You should have an inventory from when you first moved in – this records the state of the property when you arrived – and another separate inventory that you/the landlord fills out when you leave that records the state of the property at that point. The difference between the two effectively shows you what has happened to the property in the intervening years. So, when you left, the inventory that was filled out should have been filled out for the property as it is now, not the property as it was 14 years ago.

It’s the landlord who has to establish that any damage is due to you before deductions can be made – basically they must prove you have caused damage that will result in financial loss to them and that’s the only basis on which they can deduct money. 

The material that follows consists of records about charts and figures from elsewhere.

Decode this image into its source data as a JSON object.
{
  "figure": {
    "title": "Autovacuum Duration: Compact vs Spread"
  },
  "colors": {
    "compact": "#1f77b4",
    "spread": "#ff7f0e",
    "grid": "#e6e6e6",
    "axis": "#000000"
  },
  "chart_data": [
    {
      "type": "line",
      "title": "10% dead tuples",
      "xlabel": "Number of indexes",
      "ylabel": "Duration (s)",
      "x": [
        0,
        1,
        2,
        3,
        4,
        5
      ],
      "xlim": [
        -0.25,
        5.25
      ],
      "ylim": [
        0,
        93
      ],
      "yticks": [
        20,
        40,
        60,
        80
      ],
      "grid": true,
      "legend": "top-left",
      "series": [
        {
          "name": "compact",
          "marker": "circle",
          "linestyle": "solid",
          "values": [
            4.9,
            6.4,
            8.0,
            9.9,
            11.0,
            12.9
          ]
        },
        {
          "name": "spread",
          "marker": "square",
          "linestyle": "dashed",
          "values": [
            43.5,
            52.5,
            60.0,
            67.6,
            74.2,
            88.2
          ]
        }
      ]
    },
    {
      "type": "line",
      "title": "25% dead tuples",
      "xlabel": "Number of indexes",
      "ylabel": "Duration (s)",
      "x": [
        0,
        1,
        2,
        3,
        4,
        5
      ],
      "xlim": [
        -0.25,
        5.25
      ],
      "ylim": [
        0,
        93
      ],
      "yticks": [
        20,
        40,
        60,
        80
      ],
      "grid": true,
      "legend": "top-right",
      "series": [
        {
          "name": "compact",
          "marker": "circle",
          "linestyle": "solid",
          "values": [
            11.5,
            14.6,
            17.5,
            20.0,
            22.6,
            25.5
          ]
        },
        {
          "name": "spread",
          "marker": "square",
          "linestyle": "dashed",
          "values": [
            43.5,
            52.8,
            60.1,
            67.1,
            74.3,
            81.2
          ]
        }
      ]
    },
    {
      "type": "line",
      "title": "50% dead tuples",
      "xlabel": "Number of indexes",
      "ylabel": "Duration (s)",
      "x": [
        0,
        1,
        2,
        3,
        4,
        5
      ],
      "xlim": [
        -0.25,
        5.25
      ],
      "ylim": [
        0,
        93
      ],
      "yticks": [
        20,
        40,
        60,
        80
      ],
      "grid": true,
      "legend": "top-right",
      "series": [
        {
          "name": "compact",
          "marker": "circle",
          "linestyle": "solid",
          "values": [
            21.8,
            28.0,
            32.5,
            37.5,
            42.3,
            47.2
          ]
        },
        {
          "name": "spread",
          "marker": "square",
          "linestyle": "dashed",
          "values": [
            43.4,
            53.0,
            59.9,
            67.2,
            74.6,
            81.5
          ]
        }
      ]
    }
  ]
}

What is wear and tear will vary with each property – it wouldn’t be possible for us on here to tell you what is and what isn’t without seeing the property. However, normally small scratches to paintwork, small carpet marks, skirting board scuffs, faded fabrics etc would be wear and tear. Some items might stop working as a result of wear and tear, such as a kettle and a loo seat might be expected to crack as a result of 14 years of use, for example. A good measure is to look at whether normal use of a property would result in something happening – for example, tenants repeatedly walking across a hall carpet for 14 years might cause it to become threadbare.

Depending on when your tenancy was last renewed, your landlord may need to have protected your deposit with one of three tenancy deposit schemes. If that has been done then you can raise a dispute with the scheme if you believe the landlord is trying to make unfair deductions and the landlord will have to prove a right to keep the money. If the landlord has not protected your deposit when they should have then – as a separate issue – you can claim compensation for 1-3 times the amount and the landlord can’t make any deposit deductions.

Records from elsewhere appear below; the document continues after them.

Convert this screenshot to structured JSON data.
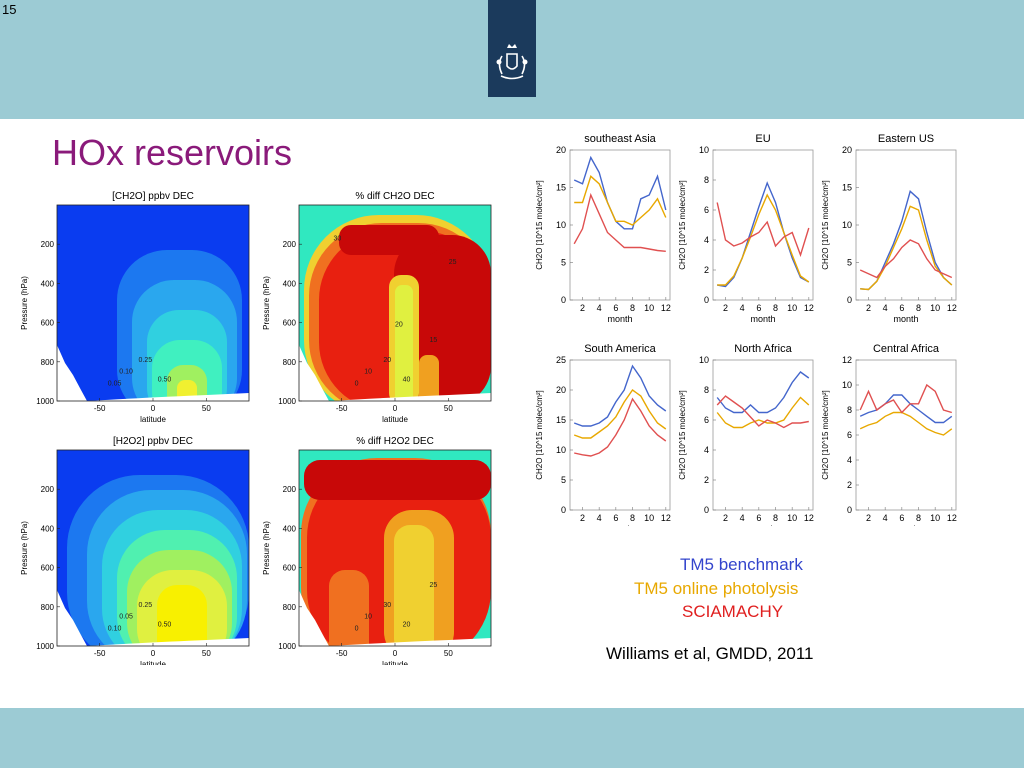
{
  "slide": {
    "number": "15",
    "title": "HOx reservoirs",
    "citation": "Williams et al, GMDD, 2011",
    "colors": {
      "topbar": "#9ccbd4",
      "title": "#8a1a7a",
      "emblem": "#1b3a5c"
    }
  },
  "legend": [
    {
      "label": "TM5 benchmark",
      "color": "#3344cc"
    },
    {
      "label": "TM5 online photolysis",
      "color": "#e8a800"
    },
    {
      "label": "SCIAMACHY",
      "color": "#e02020"
    }
  ],
  "chart_data": [
    {
      "type": "heatmap",
      "title": "[CH2O] ppbv DEC",
      "xlabel": "latitude",
      "ylabel": "Pressure (hPa)",
      "xticks": [
        "-50",
        "0",
        "50"
      ],
      "yticks": [
        "200",
        "400",
        "600",
        "800",
        "1000"
      ],
      "contour_labels": [
        "0.05",
        "0.10",
        "0.25",
        "0.50"
      ]
    },
    {
      "type": "heatmap",
      "title": "% diff CH2O DEC",
      "xlabel": "latitude",
      "ylabel": "Pressure (hPa)",
      "xticks": [
        "-50",
        "0",
        "50"
      ],
      "yticks": [
        "200",
        "400",
        "600",
        "800",
        "1000"
      ],
      "contour_labels": [
        "0",
        "10",
        "20",
        "40",
        "15",
        "20",
        "25",
        "30"
      ]
    },
    {
      "type": "heatmap",
      "title": "[H2O2] ppbv DEC",
      "xlabel": "latitude",
      "ylabel": "Pressure (hPa)",
      "xticks": [
        "-50",
        "0",
        "50"
      ],
      "yticks": [
        "200",
        "400",
        "600",
        "800",
        "1000"
      ],
      "contour_labels": [
        "0.10",
        "0.05",
        "0.25",
        "0.50"
      ]
    },
    {
      "type": "heatmap",
      "title": "% diff H2O2 DEC",
      "xlabel": "latitude",
      "ylabel": "Pressure (hPa)",
      "xticks": [
        "-50",
        "0",
        "50"
      ],
      "yticks": [
        "200",
        "400",
        "600",
        "800",
        "1000"
      ],
      "contour_labels": [
        "0",
        "10",
        "30",
        "20",
        "25"
      ]
    },
    {
      "type": "line",
      "title": "southeast Asia",
      "xlabel": "month",
      "ylabel": "CH2O [10^15 molec/cm²]",
      "x": [
        1,
        2,
        3,
        4,
        5,
        6,
        7,
        8,
        9,
        10,
        11,
        12
      ],
      "xticks": [
        2,
        4,
        6,
        8,
        10,
        12
      ],
      "ylim": [
        0,
        20
      ],
      "yticks": [
        0,
        5,
        10,
        15,
        20
      ],
      "series": [
        {
          "values": [
            16,
            15.5,
            19,
            17,
            13,
            10.5,
            9.5,
            9.5,
            13.5,
            14,
            16.5,
            12
          ],
          "color": "#4466cc"
        },
        {
          "values": [
            13,
            13,
            16.5,
            15.5,
            13,
            10.5,
            10.5,
            10,
            11,
            12,
            13.5,
            11
          ],
          "color": "#e8a800"
        },
        {
          "values": [
            7.5,
            9.5,
            14,
            11.5,
            9,
            8,
            7,
            7,
            7,
            6.8,
            6.6,
            6.5
          ],
          "color": "#e05050"
        }
      ]
    },
    {
      "type": "line",
      "title": "EU",
      "xlabel": "month",
      "ylabel": "CH2O [10^15 molec/cm²]",
      "x": [
        1,
        2,
        3,
        4,
        5,
        6,
        7,
        8,
        9,
        10,
        11,
        12
      ],
      "xticks": [
        2,
        4,
        6,
        8,
        10,
        12
      ],
      "ylim": [
        0,
        10
      ],
      "yticks": [
        0,
        2,
        4,
        6,
        8,
        10
      ],
      "series": [
        {
          "values": [
            1,
            0.9,
            1.5,
            2.8,
            4.5,
            6.2,
            7.8,
            6.5,
            4.5,
            2.8,
            1.5,
            1.2
          ],
          "color": "#4466cc"
        },
        {
          "values": [
            1,
            1,
            1.6,
            2.8,
            4.2,
            5.7,
            7,
            6,
            4.5,
            3,
            1.6,
            1.2
          ],
          "color": "#e8a800"
        },
        {
          "values": [
            6.5,
            4,
            3.6,
            3.8,
            4.2,
            4.5,
            5.2,
            3.6,
            4.2,
            4.5,
            3,
            4.8
          ],
          "color": "#e05050"
        }
      ]
    },
    {
      "type": "line",
      "title": "Eastern US",
      "xlabel": "month",
      "ylabel": "CH2O [10^15 molec/cm²]",
      "x": [
        1,
        2,
        3,
        4,
        5,
        6,
        7,
        8,
        9,
        10,
        11,
        12
      ],
      "xticks": [
        2,
        4,
        6,
        8,
        10,
        12
      ],
      "ylim": [
        0,
        20
      ],
      "yticks": [
        0,
        5,
        10,
        15,
        20
      ],
      "series": [
        {
          "values": [
            1.5,
            1.4,
            2.5,
            5,
            7.5,
            10.5,
            14.5,
            13.5,
            9,
            5,
            3,
            2
          ],
          "color": "#4466cc"
        },
        {
          "values": [
            1.5,
            1.4,
            2.5,
            4.5,
            7,
            9.5,
            12.5,
            12,
            8,
            4.5,
            3,
            2
          ],
          "color": "#e8a800"
        },
        {
          "values": [
            4,
            3.5,
            3,
            4.5,
            5.5,
            7,
            8,
            7.5,
            5.5,
            4,
            3.5,
            3
          ],
          "color": "#e05050"
        }
      ]
    },
    {
      "type": "line",
      "title": "South America",
      "xlabel": "month",
      "ylabel": "CH2O [10^15 molec/cm²]",
      "x": [
        1,
        2,
        3,
        4,
        5,
        6,
        7,
        8,
        9,
        10,
        11,
        12
      ],
      "xticks": [
        2,
        4,
        6,
        8,
        10,
        12
      ],
      "ylim": [
        0,
        25
      ],
      "yticks": [
        0,
        5,
        10,
        15,
        20,
        25
      ],
      "series": [
        {
          "values": [
            14.5,
            14,
            14,
            14.5,
            15.5,
            18,
            20,
            24,
            22,
            19,
            17.5,
            16.5
          ],
          "color": "#4466cc"
        },
        {
          "values": [
            12.5,
            12,
            12,
            13,
            14,
            15.5,
            18,
            20,
            19,
            16.5,
            14.5,
            13.5
          ],
          "color": "#e8a800"
        },
        {
          "values": [
            9.5,
            9.2,
            9,
            9.5,
            10.5,
            12.5,
            15,
            18.5,
            16.5,
            14,
            12.5,
            11.5
          ],
          "color": "#e05050"
        }
      ]
    },
    {
      "type": "line",
      "title": "North Africa",
      "xlabel": "month",
      "ylabel": "CH2O [10^15 molec/cm²]",
      "x": [
        1,
        2,
        3,
        4,
        5,
        6,
        7,
        8,
        9,
        10,
        11,
        12
      ],
      "xticks": [
        2,
        4,
        6,
        8,
        10,
        12
      ],
      "ylim": [
        0,
        10
      ],
      "yticks": [
        0,
        2,
        4,
        6,
        8,
        10
      ],
      "series": [
        {
          "values": [
            7.5,
            6.8,
            6.5,
            6.5,
            7,
            6.5,
            6.5,
            6.8,
            7.5,
            8.5,
            9.2,
            8.8
          ],
          "color": "#4466cc"
        },
        {
          "values": [
            6.5,
            5.8,
            5.5,
            5.5,
            5.8,
            6,
            5.8,
            5.8,
            6,
            6.8,
            7.5,
            7
          ],
          "color": "#e8a800"
        },
        {
          "values": [
            7,
            7.6,
            7.2,
            6.8,
            6.2,
            5.6,
            6,
            5.8,
            5.5,
            5.8,
            5.8,
            5.9
          ],
          "color": "#e05050"
        }
      ]
    },
    {
      "type": "line",
      "title": "Central Africa",
      "xlabel": "month",
      "ylabel": "CH2O [10^15 molec/cm²]",
      "x": [
        1,
        2,
        3,
        4,
        5,
        6,
        7,
        8,
        9,
        10,
        11,
        12
      ],
      "xticks": [
        2,
        4,
        6,
        8,
        10,
        12
      ],
      "ylim": [
        0,
        12
      ],
      "yticks": [
        0,
        2,
        4,
        6,
        8,
        10,
        12
      ],
      "series": [
        {
          "values": [
            7.5,
            7.8,
            8,
            8.5,
            9.2,
            9.2,
            8.5,
            8,
            7.5,
            7,
            7,
            7.5
          ],
          "color": "#4466cc"
        },
        {
          "values": [
            6.5,
            6.8,
            7,
            7.5,
            7.8,
            7.8,
            7.5,
            7,
            6.5,
            6.2,
            6,
            6.5
          ],
          "color": "#e8a800"
        },
        {
          "values": [
            8,
            9.5,
            8,
            8.5,
            8.8,
            7.8,
            8.5,
            8.5,
            10,
            9.5,
            8,
            7.8
          ],
          "color": "#e05050"
        }
      ]
    }
  ]
}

If there was no obligation to protect the deposit then you may need to tell the landlord you will take them to court if they try to make unfair deductions from your deposit. You would then make a small claim for the amount you believe unfair and the landlord would have to justify the deduction to the court.

Given that there’s lots going on here it might be worth speaking to someone with legal experience at Citizens Advice or a law centre to get an idea of what you can do with the situation you’re in.